Dengan pedang di tangan Lin Lin berseru keras dan
tubuhnya sudah berkelebat lenyap karena secepat kilat ia sudah berlari
ke depan. Ia melihat barisannya sudah mundur ketakutan sehingga halaman
istana itu kosong kembali, kecuali barisan pengawal yang berjaga di
kiri, sedangkan di tengah terbuka tidak terjaga. Ketika Lin Lin berlari
dekat, ia melihat bahwa di bagian tengah ini berdiri dua orang kakek.
Dapat dibayangkan betapa kaget hatinya ketika mengenal mereka. Bukan
lain mereka ini adalah Pak-kek Sian-ong dan Lam-kek Sian-ong, dua orang
kakek sakti yang belum lama ini juga telah mendatangkan geger di puncak
Thai-san!
Lin Lin adalah seorang gadis yang tidak mengenal
takut. Ia tahu betul bahwa dua orang kakek itu adalah orang-orang
sakti yang sukar dikalahkan. Di puncak Thai-san, hanya setelah Bu Kek
Siansu muncul saja dua orang kakek ini dapat diusir. Akan tetapi,
mengingat betapa dua orang kakek ini hampir saja menewaskan Suling Emas,
ia menjadi marah dan memandang penuh kebencian.
“Kailan iblis
tua bangka!” bentaknya sambil menudingkan pedang. “Mau apa kalian muncul
di Khitan? Apakah kau sudah menjadi kaki tangan paman tiriku si
pengkhianat?”
Lam-kek Sian-ong si muka merah tertawa. “Ha-ha-ha,
kita bertemu lagi dengan si gadis liar yang berilmu aneh, Pek-bin Twako
(Kakak Muka Putih)!”
“Hemmm, menyebalkan sekali, Ang-bin-siauwte (Adik Muka Merah), bereskan saja bocah itu!”

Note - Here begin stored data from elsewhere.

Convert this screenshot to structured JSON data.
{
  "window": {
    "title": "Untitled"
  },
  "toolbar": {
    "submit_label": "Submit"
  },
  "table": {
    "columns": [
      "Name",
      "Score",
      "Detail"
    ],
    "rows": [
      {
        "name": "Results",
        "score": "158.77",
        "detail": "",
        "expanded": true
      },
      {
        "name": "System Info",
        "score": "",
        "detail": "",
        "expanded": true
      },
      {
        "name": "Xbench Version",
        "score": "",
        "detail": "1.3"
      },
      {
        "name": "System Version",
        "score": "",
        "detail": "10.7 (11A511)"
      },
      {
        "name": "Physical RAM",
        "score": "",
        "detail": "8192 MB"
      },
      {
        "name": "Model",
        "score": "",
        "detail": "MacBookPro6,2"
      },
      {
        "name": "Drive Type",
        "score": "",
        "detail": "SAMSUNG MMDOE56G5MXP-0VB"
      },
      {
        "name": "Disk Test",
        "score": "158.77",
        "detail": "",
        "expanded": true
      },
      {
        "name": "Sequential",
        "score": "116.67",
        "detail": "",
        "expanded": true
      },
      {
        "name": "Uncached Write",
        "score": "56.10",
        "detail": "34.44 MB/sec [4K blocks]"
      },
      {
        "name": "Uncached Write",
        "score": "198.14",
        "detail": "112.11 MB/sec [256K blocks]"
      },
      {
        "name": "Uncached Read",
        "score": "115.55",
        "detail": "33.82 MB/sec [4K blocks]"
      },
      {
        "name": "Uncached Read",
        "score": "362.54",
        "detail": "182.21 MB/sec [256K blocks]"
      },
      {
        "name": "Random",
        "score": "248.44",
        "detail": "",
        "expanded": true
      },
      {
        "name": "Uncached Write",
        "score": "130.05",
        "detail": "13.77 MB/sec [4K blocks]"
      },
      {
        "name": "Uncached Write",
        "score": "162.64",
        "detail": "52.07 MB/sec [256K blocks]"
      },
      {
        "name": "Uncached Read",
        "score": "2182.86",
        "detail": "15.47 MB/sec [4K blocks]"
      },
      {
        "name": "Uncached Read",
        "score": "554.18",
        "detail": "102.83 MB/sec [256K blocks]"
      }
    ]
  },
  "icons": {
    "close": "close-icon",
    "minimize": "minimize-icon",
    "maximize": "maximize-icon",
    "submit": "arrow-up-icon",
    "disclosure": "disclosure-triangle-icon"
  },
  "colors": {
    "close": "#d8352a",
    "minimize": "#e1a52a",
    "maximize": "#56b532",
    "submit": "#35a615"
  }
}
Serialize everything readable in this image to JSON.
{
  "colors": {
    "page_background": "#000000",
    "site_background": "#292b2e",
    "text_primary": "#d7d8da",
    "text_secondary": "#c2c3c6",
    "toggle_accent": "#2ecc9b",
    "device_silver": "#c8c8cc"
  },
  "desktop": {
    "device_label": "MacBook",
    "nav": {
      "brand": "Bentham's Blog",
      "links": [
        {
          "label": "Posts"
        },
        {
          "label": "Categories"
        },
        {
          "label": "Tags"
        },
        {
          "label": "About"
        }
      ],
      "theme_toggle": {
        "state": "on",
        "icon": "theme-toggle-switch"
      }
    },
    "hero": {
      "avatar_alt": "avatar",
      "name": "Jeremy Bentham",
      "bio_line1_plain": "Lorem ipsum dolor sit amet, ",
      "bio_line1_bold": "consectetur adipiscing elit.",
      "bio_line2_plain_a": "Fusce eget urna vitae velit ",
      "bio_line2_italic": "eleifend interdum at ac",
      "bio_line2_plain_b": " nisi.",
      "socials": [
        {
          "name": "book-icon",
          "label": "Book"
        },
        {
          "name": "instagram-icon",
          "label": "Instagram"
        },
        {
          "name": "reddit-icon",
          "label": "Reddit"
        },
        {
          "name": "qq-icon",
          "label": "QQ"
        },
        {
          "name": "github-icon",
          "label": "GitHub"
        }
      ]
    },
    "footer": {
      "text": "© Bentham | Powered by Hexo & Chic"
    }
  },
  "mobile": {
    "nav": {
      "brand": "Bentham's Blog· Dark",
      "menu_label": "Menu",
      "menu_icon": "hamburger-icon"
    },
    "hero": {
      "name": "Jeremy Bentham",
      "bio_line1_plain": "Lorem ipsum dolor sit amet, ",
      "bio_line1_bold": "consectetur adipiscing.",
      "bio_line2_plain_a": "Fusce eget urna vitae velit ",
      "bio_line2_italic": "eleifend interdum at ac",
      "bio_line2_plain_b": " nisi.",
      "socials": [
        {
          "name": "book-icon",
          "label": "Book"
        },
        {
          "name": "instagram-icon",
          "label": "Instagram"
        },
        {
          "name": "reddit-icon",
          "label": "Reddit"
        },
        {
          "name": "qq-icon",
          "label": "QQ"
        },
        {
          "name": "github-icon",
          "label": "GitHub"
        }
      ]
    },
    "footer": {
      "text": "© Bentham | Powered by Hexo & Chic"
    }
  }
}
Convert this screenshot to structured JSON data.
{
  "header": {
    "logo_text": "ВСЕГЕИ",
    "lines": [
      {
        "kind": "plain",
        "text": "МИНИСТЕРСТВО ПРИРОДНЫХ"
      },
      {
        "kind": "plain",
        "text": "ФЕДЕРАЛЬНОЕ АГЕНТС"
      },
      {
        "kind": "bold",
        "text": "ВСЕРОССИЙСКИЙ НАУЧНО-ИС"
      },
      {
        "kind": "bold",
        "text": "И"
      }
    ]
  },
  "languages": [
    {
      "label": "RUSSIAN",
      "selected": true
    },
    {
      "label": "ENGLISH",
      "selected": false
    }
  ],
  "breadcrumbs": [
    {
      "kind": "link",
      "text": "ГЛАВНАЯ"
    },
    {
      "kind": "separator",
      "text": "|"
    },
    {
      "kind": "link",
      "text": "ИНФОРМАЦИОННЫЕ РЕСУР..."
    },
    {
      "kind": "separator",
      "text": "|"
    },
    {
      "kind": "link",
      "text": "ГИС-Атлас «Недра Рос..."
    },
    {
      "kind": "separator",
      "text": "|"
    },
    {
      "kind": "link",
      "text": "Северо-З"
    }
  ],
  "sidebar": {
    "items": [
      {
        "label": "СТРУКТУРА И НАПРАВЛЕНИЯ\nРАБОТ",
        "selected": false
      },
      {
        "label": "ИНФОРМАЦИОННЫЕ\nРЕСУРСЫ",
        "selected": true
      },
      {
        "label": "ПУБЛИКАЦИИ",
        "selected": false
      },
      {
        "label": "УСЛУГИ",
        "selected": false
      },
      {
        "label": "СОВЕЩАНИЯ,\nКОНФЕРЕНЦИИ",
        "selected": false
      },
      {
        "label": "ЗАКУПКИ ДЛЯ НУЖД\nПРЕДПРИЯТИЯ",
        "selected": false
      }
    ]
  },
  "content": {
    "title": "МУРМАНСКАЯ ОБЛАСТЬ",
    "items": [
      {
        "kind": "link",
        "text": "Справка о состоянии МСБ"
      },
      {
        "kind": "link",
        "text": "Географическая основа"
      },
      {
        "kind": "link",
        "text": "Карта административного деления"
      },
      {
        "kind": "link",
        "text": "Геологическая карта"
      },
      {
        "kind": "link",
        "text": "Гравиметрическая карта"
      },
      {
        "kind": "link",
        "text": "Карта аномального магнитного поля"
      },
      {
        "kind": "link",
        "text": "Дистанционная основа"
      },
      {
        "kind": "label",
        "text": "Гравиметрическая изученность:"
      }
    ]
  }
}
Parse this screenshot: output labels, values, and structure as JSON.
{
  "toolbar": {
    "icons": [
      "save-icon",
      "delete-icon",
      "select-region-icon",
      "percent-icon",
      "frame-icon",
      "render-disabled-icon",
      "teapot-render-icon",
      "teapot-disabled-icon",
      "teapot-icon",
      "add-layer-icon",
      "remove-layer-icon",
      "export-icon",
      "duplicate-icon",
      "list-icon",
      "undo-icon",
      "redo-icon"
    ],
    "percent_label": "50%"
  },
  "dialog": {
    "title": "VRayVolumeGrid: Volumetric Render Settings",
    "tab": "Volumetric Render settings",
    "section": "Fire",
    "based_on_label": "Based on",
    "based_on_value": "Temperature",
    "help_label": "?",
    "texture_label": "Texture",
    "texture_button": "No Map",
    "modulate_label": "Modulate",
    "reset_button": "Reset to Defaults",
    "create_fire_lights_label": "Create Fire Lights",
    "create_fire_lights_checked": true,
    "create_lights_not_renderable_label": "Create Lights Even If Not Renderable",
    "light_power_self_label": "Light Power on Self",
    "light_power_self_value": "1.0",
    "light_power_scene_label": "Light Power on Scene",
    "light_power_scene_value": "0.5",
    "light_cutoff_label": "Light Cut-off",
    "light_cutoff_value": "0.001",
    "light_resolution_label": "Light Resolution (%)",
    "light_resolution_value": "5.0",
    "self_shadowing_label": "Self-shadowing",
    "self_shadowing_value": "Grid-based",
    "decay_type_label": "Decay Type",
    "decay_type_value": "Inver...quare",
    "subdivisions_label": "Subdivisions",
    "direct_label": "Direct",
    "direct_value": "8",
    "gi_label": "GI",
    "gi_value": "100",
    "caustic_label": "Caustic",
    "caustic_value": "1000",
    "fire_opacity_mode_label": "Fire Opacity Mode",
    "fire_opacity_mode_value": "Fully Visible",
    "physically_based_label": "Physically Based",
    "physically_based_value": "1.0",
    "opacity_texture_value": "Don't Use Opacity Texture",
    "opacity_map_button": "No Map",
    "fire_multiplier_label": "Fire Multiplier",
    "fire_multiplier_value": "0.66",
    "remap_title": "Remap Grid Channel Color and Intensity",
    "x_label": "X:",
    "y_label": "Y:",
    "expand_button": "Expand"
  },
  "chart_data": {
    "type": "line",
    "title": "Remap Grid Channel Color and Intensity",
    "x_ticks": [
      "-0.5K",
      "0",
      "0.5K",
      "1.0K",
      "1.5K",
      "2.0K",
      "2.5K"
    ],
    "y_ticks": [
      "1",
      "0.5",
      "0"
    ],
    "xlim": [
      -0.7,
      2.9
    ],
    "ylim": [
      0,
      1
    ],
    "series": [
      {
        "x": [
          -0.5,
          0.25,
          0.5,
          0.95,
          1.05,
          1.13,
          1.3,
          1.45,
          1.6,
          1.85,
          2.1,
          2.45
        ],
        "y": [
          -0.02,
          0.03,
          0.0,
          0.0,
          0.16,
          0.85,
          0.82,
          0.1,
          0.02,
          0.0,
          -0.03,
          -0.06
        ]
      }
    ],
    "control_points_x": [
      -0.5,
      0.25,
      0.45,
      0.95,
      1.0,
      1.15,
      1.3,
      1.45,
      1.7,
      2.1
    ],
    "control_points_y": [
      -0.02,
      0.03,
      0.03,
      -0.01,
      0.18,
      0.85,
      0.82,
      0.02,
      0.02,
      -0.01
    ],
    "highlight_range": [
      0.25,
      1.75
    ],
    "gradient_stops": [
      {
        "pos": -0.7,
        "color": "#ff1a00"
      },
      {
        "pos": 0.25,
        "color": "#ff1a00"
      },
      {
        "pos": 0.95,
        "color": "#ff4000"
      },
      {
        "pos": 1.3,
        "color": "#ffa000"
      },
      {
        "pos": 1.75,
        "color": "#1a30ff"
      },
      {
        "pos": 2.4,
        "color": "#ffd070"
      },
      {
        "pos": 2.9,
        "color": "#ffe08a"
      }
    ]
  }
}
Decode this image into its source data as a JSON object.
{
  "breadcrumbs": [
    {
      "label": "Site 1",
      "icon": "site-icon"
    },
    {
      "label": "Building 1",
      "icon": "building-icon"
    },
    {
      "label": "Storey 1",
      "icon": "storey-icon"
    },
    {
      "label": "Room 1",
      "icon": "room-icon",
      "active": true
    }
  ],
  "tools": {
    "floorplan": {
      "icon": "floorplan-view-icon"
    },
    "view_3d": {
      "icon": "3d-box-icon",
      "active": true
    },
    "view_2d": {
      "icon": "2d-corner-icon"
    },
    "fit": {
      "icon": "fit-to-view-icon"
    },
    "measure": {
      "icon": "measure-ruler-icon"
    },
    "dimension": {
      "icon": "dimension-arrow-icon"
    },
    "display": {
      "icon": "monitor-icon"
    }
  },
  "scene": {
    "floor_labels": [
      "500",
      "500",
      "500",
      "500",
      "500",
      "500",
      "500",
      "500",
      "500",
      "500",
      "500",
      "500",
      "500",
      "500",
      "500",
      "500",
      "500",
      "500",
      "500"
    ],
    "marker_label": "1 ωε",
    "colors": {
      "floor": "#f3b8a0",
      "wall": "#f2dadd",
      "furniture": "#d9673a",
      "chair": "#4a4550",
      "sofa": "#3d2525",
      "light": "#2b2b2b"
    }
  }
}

“Ha-ha-hah, jangan, Twako. Sayang! Lihat, alangkah cantik dan agungnya.
Siapa kira, dia berdarah Raja Khitan! Kalau kita menjadi sepasang raja
di sini, dan dia menjadi pelayan kita, bukankah hebat?”
Lin Lin
tak dapat menahan kemarahannya lagi. “Kalian ini dua iblis tua bangka
bermulut kotor, lekas pergi dari sini sebelum pedangku bicara dan
sebelum kukerahkan barisanku untuk membasmi kalian!”
Akan tetapi
baru saja Lin Lin berhenti bicara, dari dalam istana berlari-lari
keluar pengawal raja sendiri sambil membawa senjata dan langsung mereka
ini menerjang dua orang kakek itu sambil berteriak-teriak. “Pembunuh
raja! Kepung...., tangkap....!” Dua orang kakek itu saling pandang, lalu
tertawa dan sekali mereka menggerakkan kedua lengan, para pengawal
raja itu terlempar dan roboh tak dapat bangun lagi. Bagaikan nyamuk
menyerbu api, para pengawal itu roboh bergelimpangan dan
tumpang-tindih. Dua orang kakek itu dengan sikap acuh tak acuh
merobohkan mereka dan dengan kaki, mereka itu menendangi mayat-mayat itu
ke arah halaman depan.
Lin Lin terkejut dan heran. Tadinya ia
menyangka bahwa paman tirinya mempergunaken dua orang kakek sakti ini.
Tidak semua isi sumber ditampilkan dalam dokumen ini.